Court Opinion

ID: 9547077
Source: CourtListenerOpinion
Date Created: 2023-08-07 17:41:27.367006+00
Date Added: 2024-06-11T15:17:17.300124
License: Public Domain

Gunderson, C. J., and Steffen, J.,
concurring and dissenting:
We agree that any improprieties which may have occurred during the guilt phase of the trial were not prejudicial. However, we respectfully dissent from the majority opinion insofar as it requires a new penalty hearing.
The United States Supreme Court, in United States v. Young, 470 U.S. 1 (1984), declared that “a criminal conviction is not to be lightly overturned on the basis of a prosecutor’s comments standing alone, for the statements or conduct must be viewed in context; only by so doing can it be determined whether the prosecutor’s conduct affected the fairness of the trial.” Id. at 11. Although prosecutorial misconduct did occur in this case, the remarks did not deprive Flanagan of a fair trial. Anything the prosecutor said about Flanagan paled in comparison to the portrait painted by Flanagan himself as he terrorized and murdered his grandparents. See Wainwright v. Darden, 106 S.Ct. 2464 (1986); Darden v. State, 329 So.2d 287 (Fla. 1976).

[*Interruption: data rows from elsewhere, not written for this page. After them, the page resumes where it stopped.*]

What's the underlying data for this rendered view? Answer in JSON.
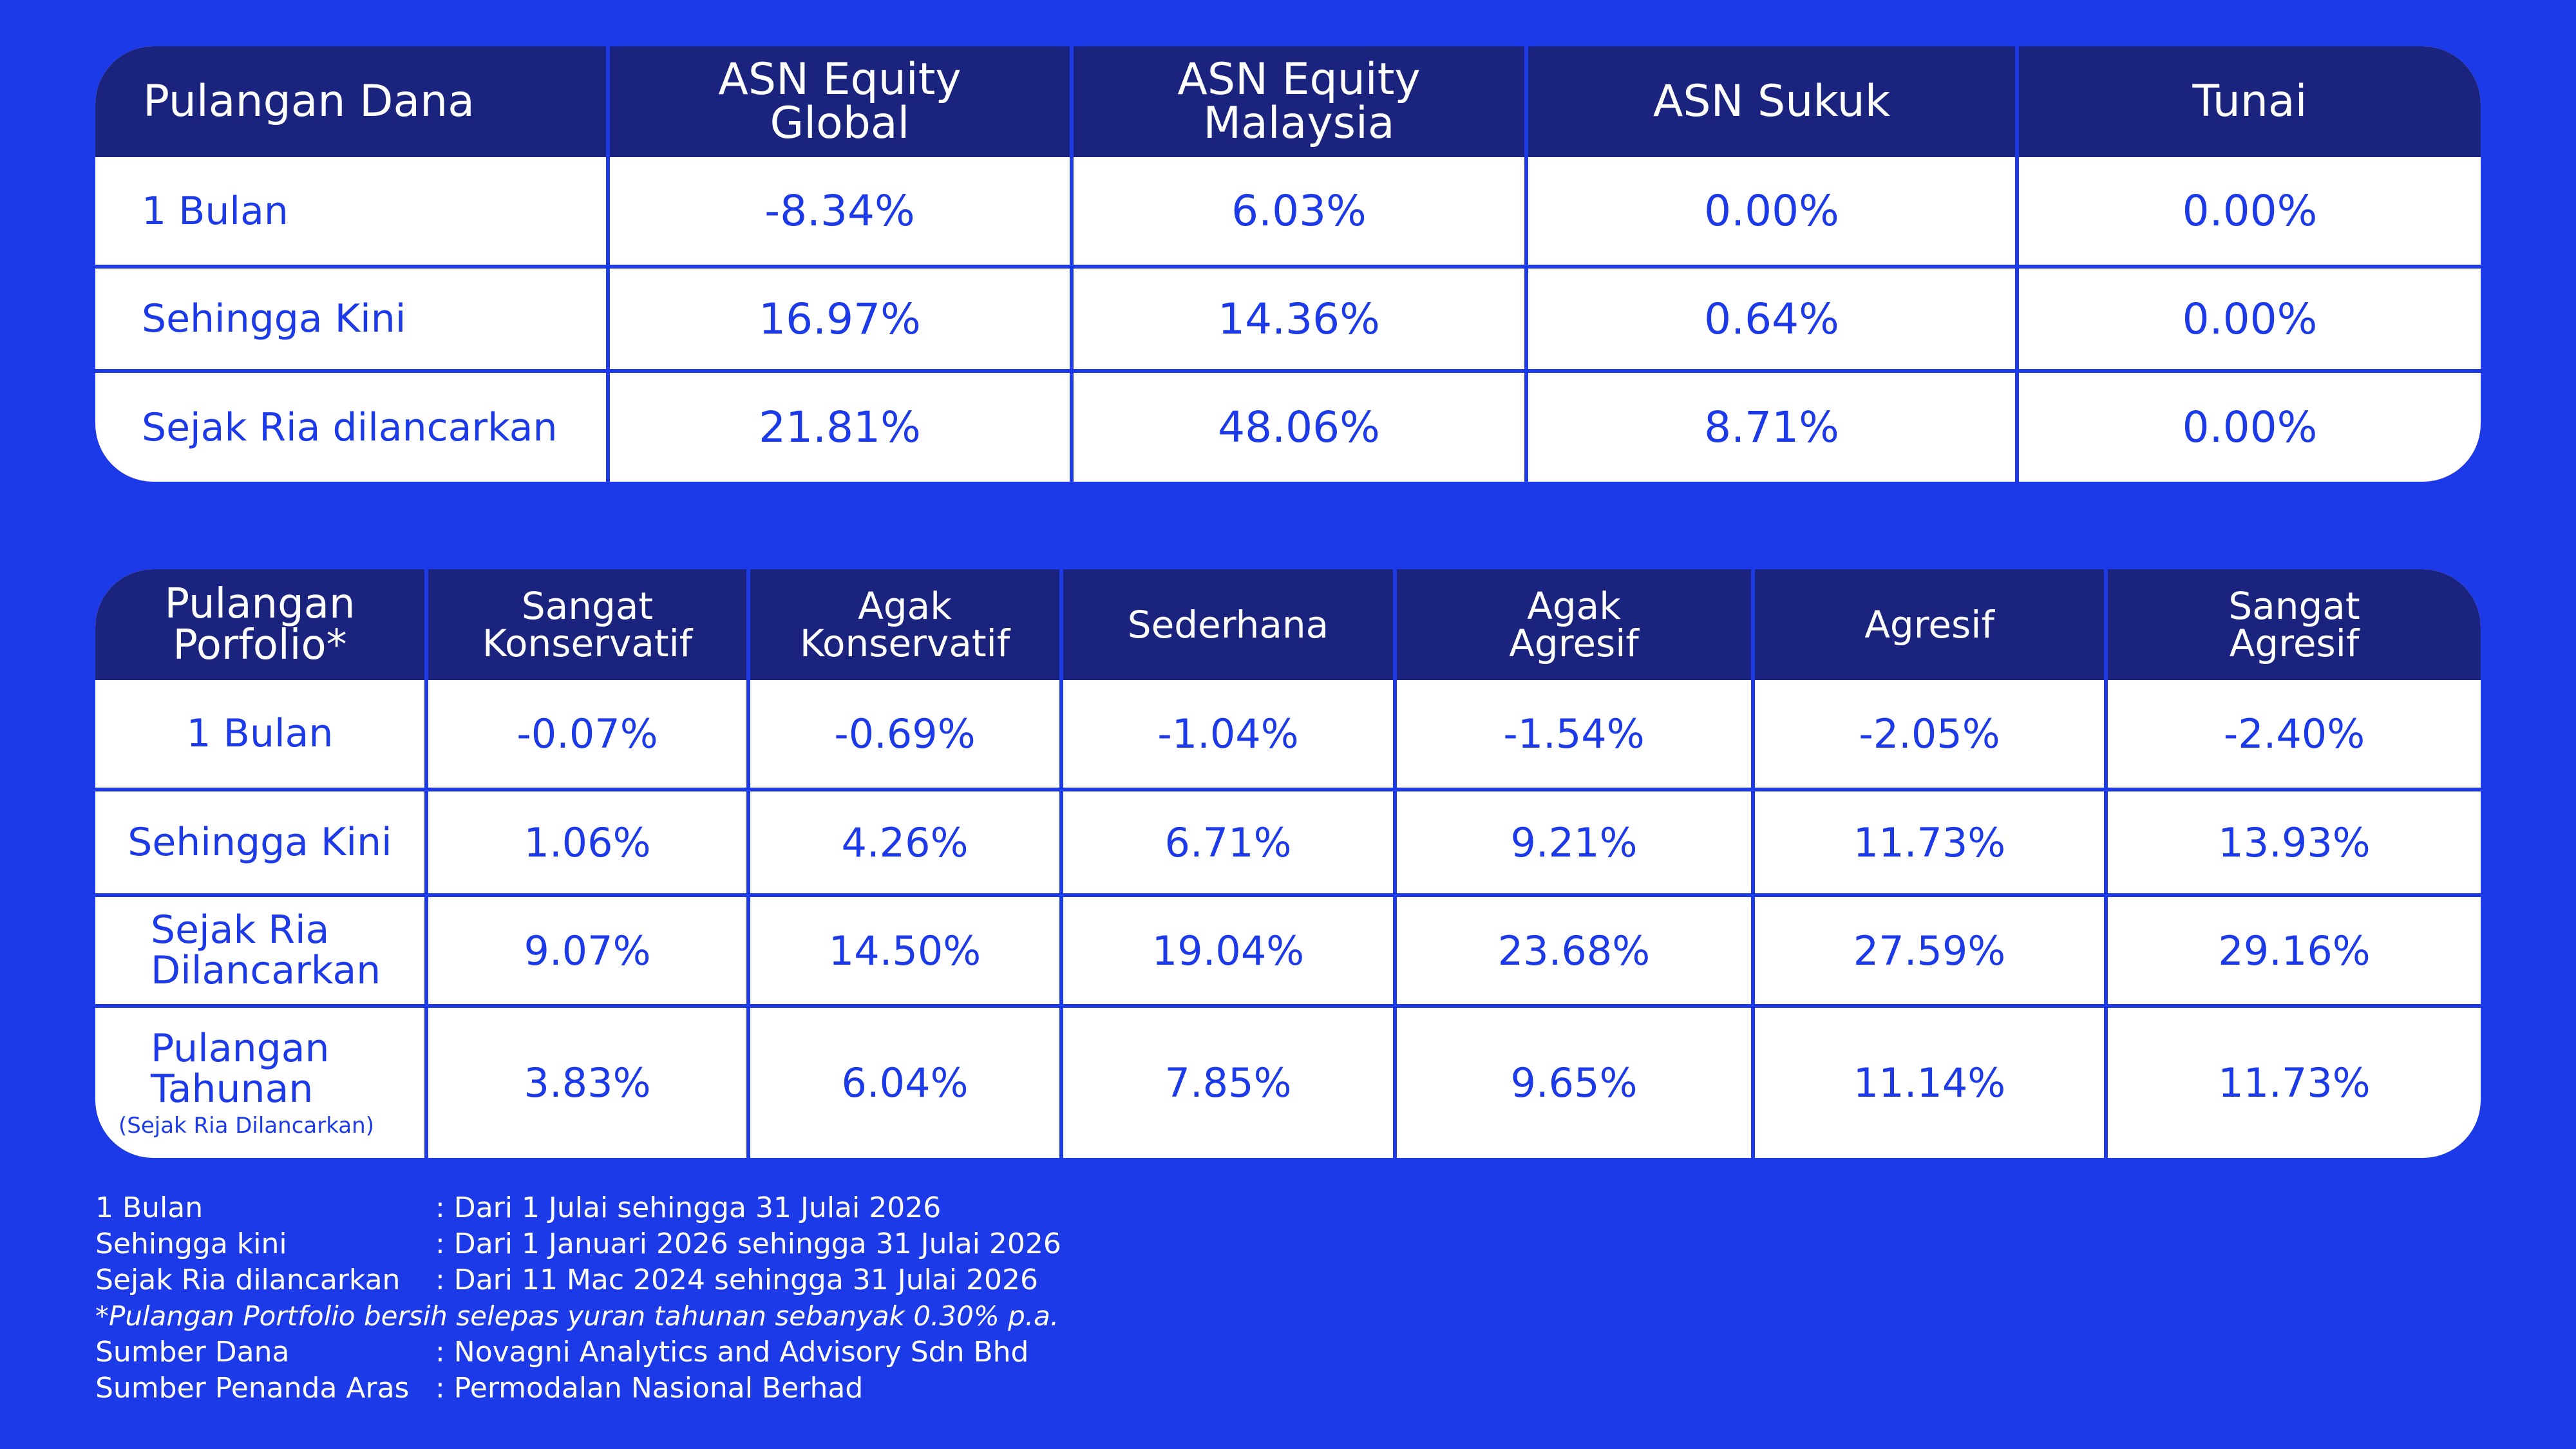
{
  "fund_returns": {
    "headers": [
      "Pulangan Dana",
      "ASN Equity\nGlobal",
      "ASN Equity\nMalaysia",
      "ASN Sukuk",
      "Tunai"
    ],
    "rows": [
      {
        "label": "1 Bulan",
        "values": [
          "-8.34%",
          "6.03%",
          "0.00%",
          "0.00%"
        ]
      },
      {
        "label": "Sehingga Kini",
        "values": [
          "16.97%",
          "14.36%",
          "0.64%",
          "0.00%"
        ]
      },
      {
        "label": "Sejak Ria dilancarkan",
        "values": [
          "21.81%",
          "48.06%",
          "8.71%",
          "0.00%"
        ]
      }
    ]
  },
  "portfolio_returns": {
    "headers": [
      "Pulangan\nPorfolio*",
      "Sangat\nKonservatif",
      "Agak\nKonservatif",
      "Sederhana",
      "Agak\nAgresif",
      "Agresif",
      "Sangat\nAgresif"
    ],
    "rows": [
      {
        "label": "1 Bulan",
        "values": [
          "-0.07%",
          "-0.69%",
          "-1.04%",
          "-1.54%",
          "-2.05%",
          "-2.40%"
        ]
      },
      {
        "label": "Sehingga Kini",
        "values": [
          "1.06%",
          "4.26%",
          "6.71%",
          "9.21%",
          "11.73%",
          "13.93%"
        ]
      },
      {
        "label": "Sejak Ria\nDilancarkan",
        "values": [
          "9.07%",
          "14.50%",
          "19.04%",
          "23.68%",
          "27.59%",
          "29.16%"
        ]
      },
      {
        "label": "Pulangan\nTahunan",
        "sublabel": "(Sejak Ria Dilancarkan)",
        "values": [
          "3.83%",
          "6.04%",
          "7.85%",
          "9.65%",
          "11.14%",
          "11.73%"
        ]
      }
    ]
  },
  "notes": {
    "one_month": {
      "key": "1 Bulan",
      "value": ": Dari 1 Julai sehingga 31 Julai 2026"
    },
    "ytd": {
      "key": "Sehingga kini",
      "value": ": Dari 1 Januari 2026 sehingga 31 Julai 2026"
    },
    "since_launch": {
      "key": "Sejak Ria dilancarkan",
      "value": ": Dari 11 Mac 2024 sehingga 31 Julai 2026"
    },
    "disclaimer": "*Pulangan Portfolio bersih selepas yuran tahunan sebanyak 0.30% p.a.",
    "fund_source": {
      "key": "Sumber Dana",
      "value": ": Novagni Analytics and Advisory Sdn Bhd"
    },
    "benchmark_source": {
      "key": "Sumber Penanda Aras",
      "value": ": Permodalan Nasional Berhad"
    }
  }
}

We are persuaded that the prosecutor said nothing that influenced the jury to deal more harshly with Flanagan than it would have absent the prosecutor’s comments.

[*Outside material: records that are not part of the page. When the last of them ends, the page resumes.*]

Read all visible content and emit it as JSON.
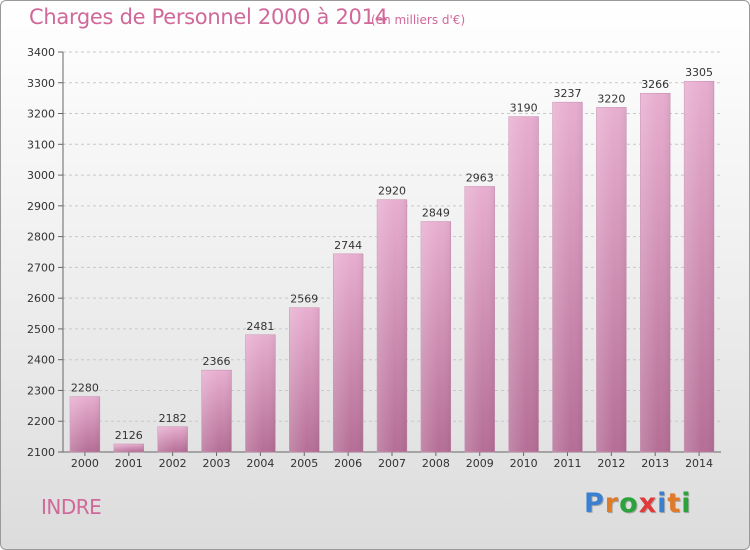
{
  "header": {
    "title": "Charges de Personnel 2000 à 2014",
    "subtitle": "(en milliers d'€)"
  },
  "region_label": "INDRE",
  "logo": {
    "text": "Proxiti",
    "colors": [
      "#3b7fd0",
      "#e07a28",
      "#2aa33a",
      "#e03a3a",
      "#3b7fd0",
      "#e07a28",
      "#2aa33a"
    ]
  },
  "colors": {
    "bar_top": "#e8aed0",
    "bar_bottom": "#b56e96",
    "accent": "#d0689a"
  },
  "chart_data": {
    "type": "bar",
    "categories": [
      "2000",
      "2001",
      "2002",
      "2003",
      "2004",
      "2005",
      "2006",
      "2007",
      "2008",
      "2009",
      "2010",
      "2011",
      "2012",
      "2013",
      "2014"
    ],
    "values": [
      2280,
      2126,
      2182,
      2366,
      2481,
      2569,
      2744,
      2920,
      2849,
      2963,
      3190,
      3237,
      3220,
      3266,
      3305
    ],
    "title": "Charges de Personnel 2000 à 2014",
    "subtitle": "(en milliers d'€)",
    "xlabel": "",
    "ylabel": "",
    "ylim": [
      2100,
      3400
    ],
    "yticks": [
      2100,
      2200,
      2300,
      2400,
      2500,
      2600,
      2700,
      2800,
      2900,
      3000,
      3100,
      3200,
      3300,
      3400
    ],
    "grid": true,
    "data_labels": true
  }
}
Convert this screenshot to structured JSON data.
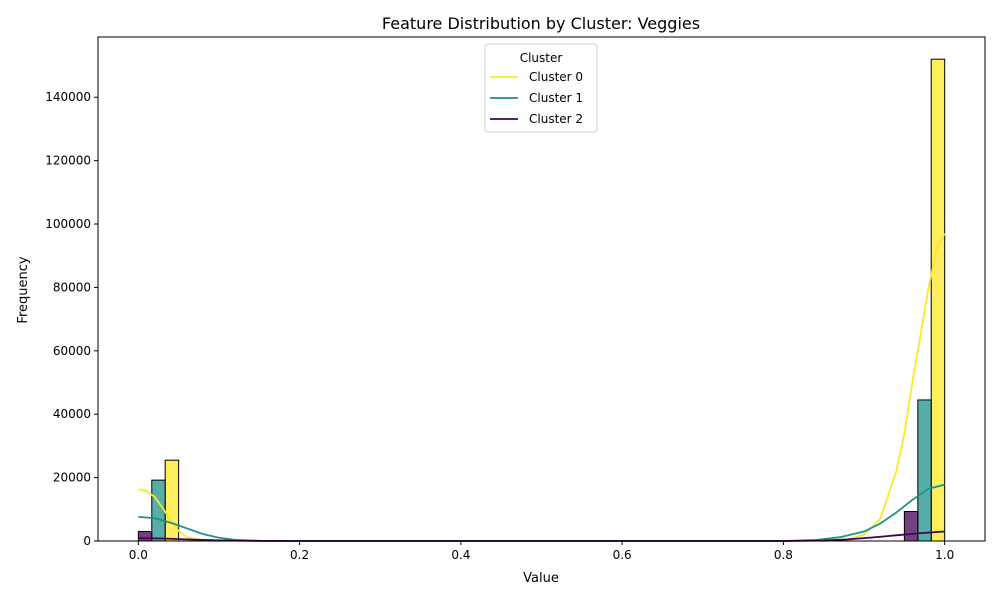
{
  "chart_data": {
    "type": "bar",
    "title": "Feature Distribution by Cluster: Veggies",
    "xlabel": "Value",
    "ylabel": "Frequency",
    "xlim": [
      -0.05,
      1.05
    ],
    "ylim": [
      0,
      159000
    ],
    "x_ticks": [
      {
        "value": 0.0,
        "label": "0.0"
      },
      {
        "value": 0.2,
        "label": "0.2"
      },
      {
        "value": 0.4,
        "label": "0.4"
      },
      {
        "value": 0.6,
        "label": "0.6"
      },
      {
        "value": 0.8,
        "label": "0.8"
      },
      {
        "value": 1.0,
        "label": "1.0"
      }
    ],
    "y_ticks": [
      {
        "value": 0,
        "label": "0"
      },
      {
        "value": 20000,
        "label": "20000"
      },
      {
        "value": 40000,
        "label": "40000"
      },
      {
        "value": 60000,
        "label": "60000"
      },
      {
        "value": 80000,
        "label": "80000"
      },
      {
        "value": 100000,
        "label": "100000"
      },
      {
        "value": 120000,
        "label": "120000"
      },
      {
        "value": 140000,
        "label": "140000"
      }
    ],
    "grid": false,
    "legend": {
      "title": "Cluster",
      "placement": "top-center"
    },
    "series": [
      {
        "name": "Cluster 0",
        "color": "#fde725",
        "bars": [
          {
            "x0": 0.0333,
            "x1": 0.05,
            "value": 25500
          },
          {
            "x0": 0.9833,
            "x1": 1.0,
            "value": 152000
          }
        ],
        "kde": [
          [
            0.0,
            16300
          ],
          [
            0.01,
            15800
          ],
          [
            0.02,
            14000
          ],
          [
            0.03,
            10500
          ],
          [
            0.04,
            6500
          ],
          [
            0.05,
            3200
          ],
          [
            0.06,
            1200
          ],
          [
            0.08,
            200
          ],
          [
            0.1,
            0
          ],
          [
            0.85,
            0
          ],
          [
            0.88,
            500
          ],
          [
            0.9,
            2000
          ],
          [
            0.92,
            7000
          ],
          [
            0.94,
            22000
          ],
          [
            0.95,
            34000
          ],
          [
            0.96,
            50000
          ],
          [
            0.97,
            65000
          ],
          [
            0.98,
            80000
          ],
          [
            0.99,
            92000
          ],
          [
            1.0,
            97000
          ]
        ]
      },
      {
        "name": "Cluster 1",
        "color": "#21918c",
        "bars": [
          {
            "x0": 0.0167,
            "x1": 0.0333,
            "value": 19200
          },
          {
            "x0": 0.9667,
            "x1": 0.9833,
            "value": 44500
          }
        ],
        "kde": [
          [
            0.0,
            7600
          ],
          [
            0.02,
            7200
          ],
          [
            0.04,
            5800
          ],
          [
            0.06,
            4000
          ],
          [
            0.08,
            2200
          ],
          [
            0.1,
            1000
          ],
          [
            0.12,
            350
          ],
          [
            0.15,
            50
          ],
          [
            0.2,
            0
          ],
          [
            0.8,
            0
          ],
          [
            0.84,
            300
          ],
          [
            0.87,
            1200
          ],
          [
            0.9,
            3000
          ],
          [
            0.92,
            5500
          ],
          [
            0.94,
            9000
          ],
          [
            0.96,
            13000
          ],
          [
            0.98,
            16500
          ],
          [
            1.0,
            17800
          ]
        ]
      },
      {
        "name": "Cluster 2",
        "color": "#440154",
        "bars": [
          {
            "x0": 0.0,
            "x1": 0.0167,
            "value": 3000
          },
          {
            "x0": 0.95,
            "x1": 0.9667,
            "value": 9300
          }
        ],
        "kde": [
          [
            0.0,
            900
          ],
          [
            0.03,
            800
          ],
          [
            0.06,
            500
          ],
          [
            0.1,
            200
          ],
          [
            0.15,
            30
          ],
          [
            0.2,
            0
          ],
          [
            0.8,
            0
          ],
          [
            0.85,
            150
          ],
          [
            0.88,
            500
          ],
          [
            0.91,
            1100
          ],
          [
            0.94,
            1800
          ],
          [
            0.97,
            2500
          ],
          [
            1.0,
            3000
          ]
        ]
      }
    ]
  }
}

Moreover, this court said in Moser v. State, 91 Nev. 809, 544 P.2d 424 (1975):
In State v. Hunter, 48 Nev. 358, 367, 232 P. 778, 781 (1925), this court held that “to entitle a defendant to have *113improper remarks of counsel considered on appeal, objections must be made to them at the time, and the court must be required to rule upon the objection, to admonish counsel, and instruct the jury.” This requirement was reiterated in State v. Fitch, 65 Nev. 668, 200 P.2d 991 (1948), and more recently in Mears v. State, 83 Nev. 3, 442 P.2d 230 (1967). No such request was made in the instant case.
Id. at 814, 544 P.2d at 427 (emphasis added).

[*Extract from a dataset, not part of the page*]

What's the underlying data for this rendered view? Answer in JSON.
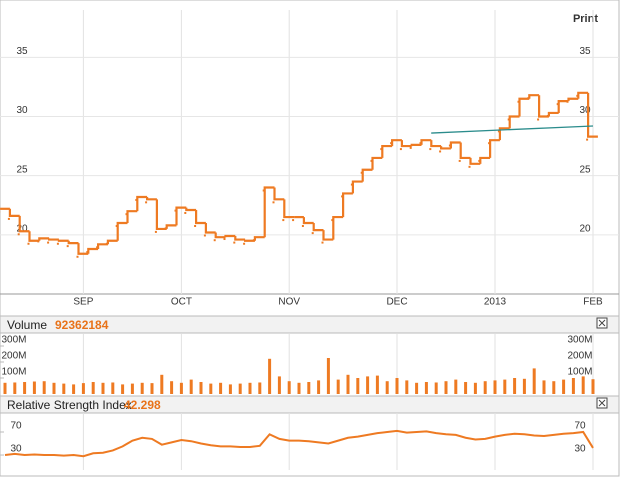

The rule just mentioned has since been relied upon in cases even more recent than Moser. See, e.g., Kelso v. State, 95 Nev. 37, 44, 588 P.2d 1035, 1040 (1979); Mercado v. State, 100 Nev. 535, 538, 688 P.2d 305, 307 (1984). Therefore, as stated in Point v. State, 102 Nev. 143, 717 P.2d 38 (1986), we need not consider the issues of misconduct which defendant’s counsel belatedly seeks to raise, “since there was no objection at trial that would have alerted the district court to the necessity of avoiding the possibility of error,” 102 Nev. at 147, 717 P.2d at 42. This rule may not be nullified by any agreement, express or implied, between counsel even when promoted or endorsed by the trial judge.